At some universities in the UK and other countries, convocation refers to the body of the members of the university that meets to make official decisions. In the University of Oxford, convocation was originally the main governing body of the university, consisting of all doctors and masters of the university, but it now comprises all graduates of the university and its only remaining functions are to elect the chancellor of the university and the Professor of Poetry. (The equivalent body at Cambridge is the senate.)

At Durham University, convocation was established as the assembly of members of the university by the university's fundamental statue in 1835. Women were admitted to convocation from 1913. Durham's degrees were awarded at meetings of convocation until 1938, when this power was transferred to the senate and awards were instead made at congregations of the university. As of 2024, it consists of the chancellor, the vice-chancellor and warden, the deputy vice-chancellor and provost, the pro-vice-chancellors, graduates of the university who have registered as members of convocation, and other officers of the university appointed by the university's council. It appoints the chancellor of the university, most recently Fiona Hill on 28 November 2022, and receives the annual report of the university.

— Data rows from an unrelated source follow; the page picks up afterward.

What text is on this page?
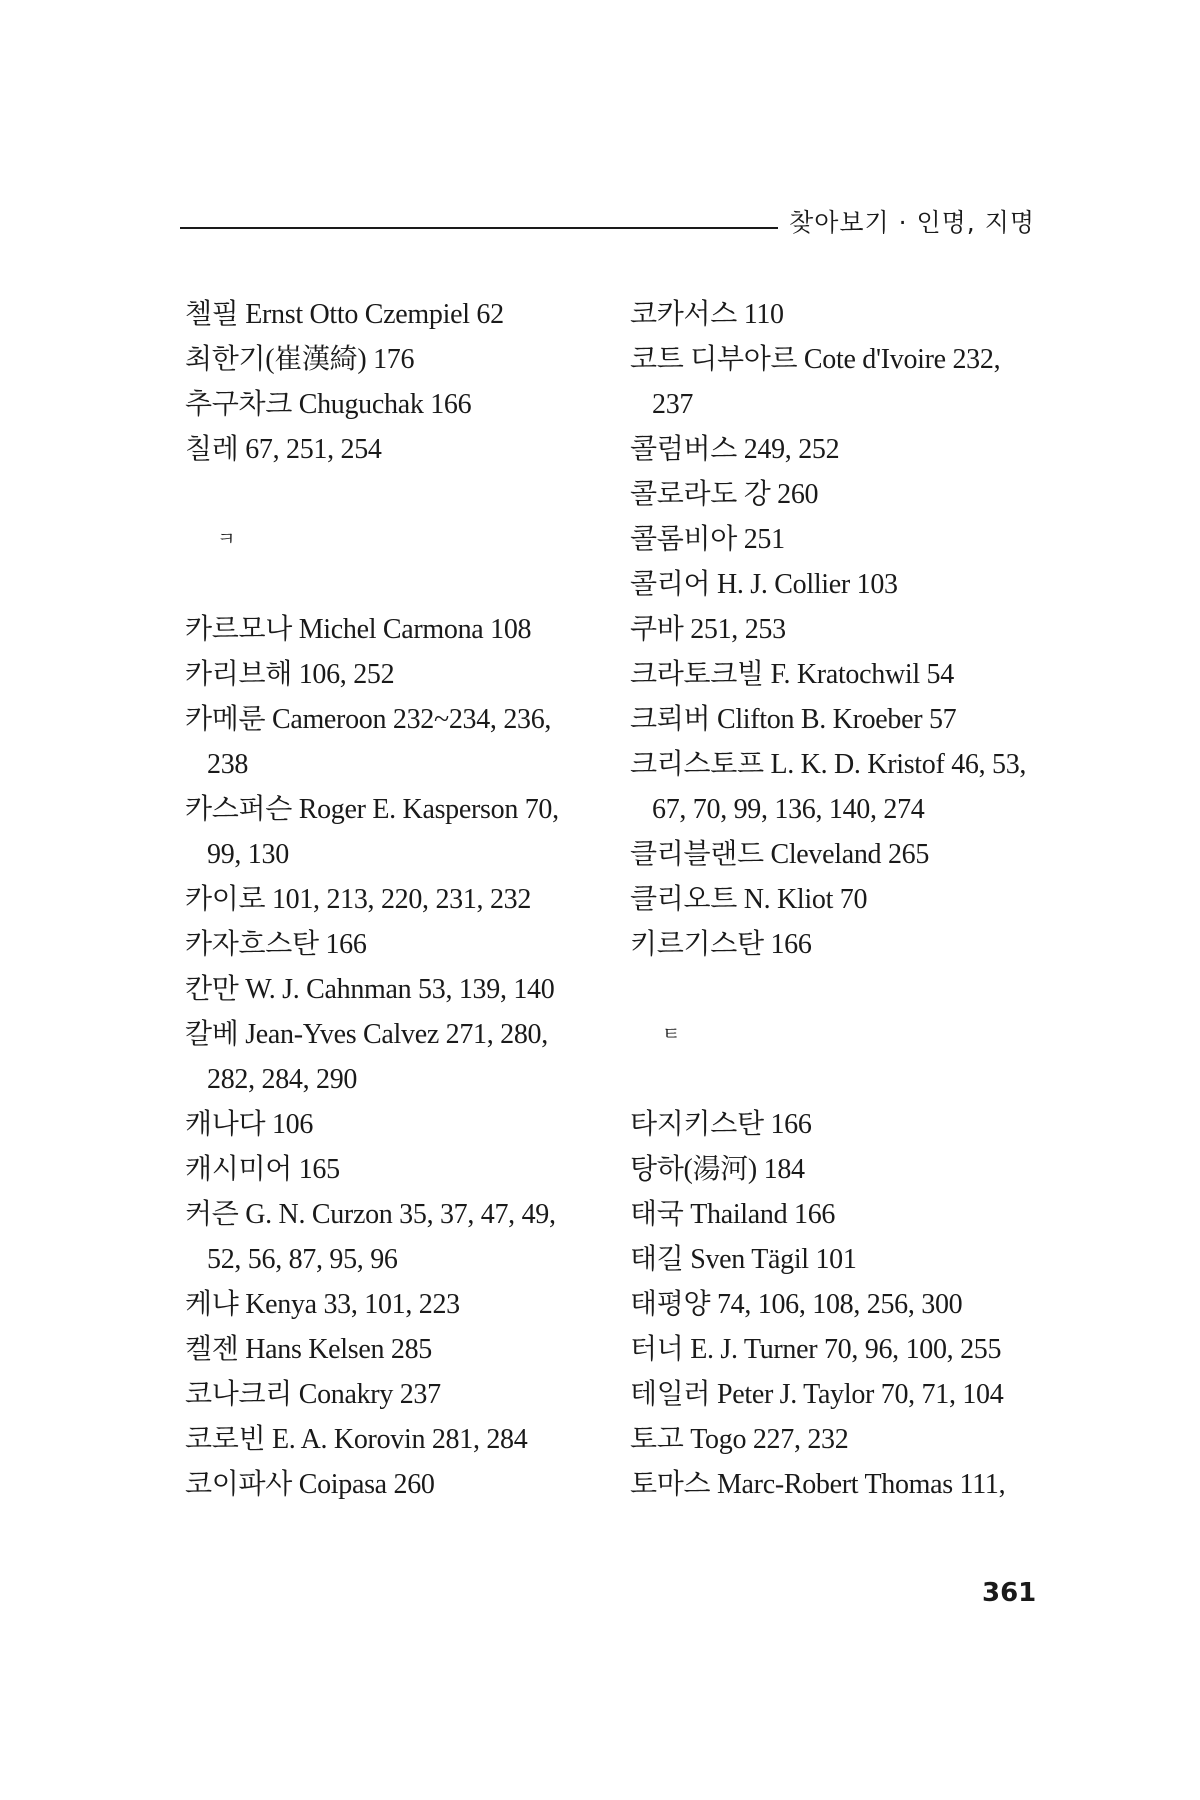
찾아보기 · 인명, 지명
첼필 Ernst Otto Czempiel 62
최한기(崔漢綺) 176
추구차크 Chuguchak 166
칠레 67, 251, 254
ㅋ
카르모나 Michel Carmona 108
카리브해 106, 252
카메룬 Cameroon 232~234, 236,
238
카스퍼슨 Roger E. Kasperson 70,
99, 130
카이로 101, 213, 220, 231, 232
카자흐스탄 166
칸만 W. J. Cahnman 53, 139, 140
칼베 Jean-Yves Calvez 271, 280,
282, 284, 290
캐나다 106
캐시미어 165
커즌 G. N. Curzon 35, 37, 47, 49,
52, 56, 87, 95, 96
케냐 Kenya 33, 101, 223
켈젠 Hans Kelsen 285
코나크리 Conakry 237
코로빈 E. A. Korovin 281, 284
코이파사 Coipasa 260
코카서스 110
코트 디부아르 Cote d'Ivoire 232,
237
콜럼버스 249, 252
콜로라도 강 260
콜롬비아 251
콜리어 H. J. Collier 103
쿠바 251, 253
크라토크빌 F. Kratochwil 54
크뢰버 Clifton B. Kroeber 57
크리스토프 L. K. D. Kristof 46, 53,
67, 70, 99, 136, 140, 274
클리블랜드 Cleveland 265
클리오트 N. Kliot 70
키르기스탄 166
ㅌ
타지키스탄 166
탕하(湯河) 184
태국 Thailand 166
태길 Sven Tägil 101
태평양 74, 106, 108, 256, 300
터너 E. J. Turner 70, 96, 100, 255
테일러 Peter J. Taylor 70, 71, 104
토고 Togo 227, 232
토마스 Marc-Robert Thomas 111,
361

In the University of London, convocation, between its establishment in 1858 and its abolition in 2003, consisted of the university's graduates who were involved in the university's governance.

In New Zealand, universities have courts of convocation by which all graduates elect representatives to the institutions' governing bodies.

==Other uses==

- Collective noun for eagles.
- A formal or ceremonial meeting (noun), or assembly.
- A meeting of companions of a Holy Royal Arch chapter.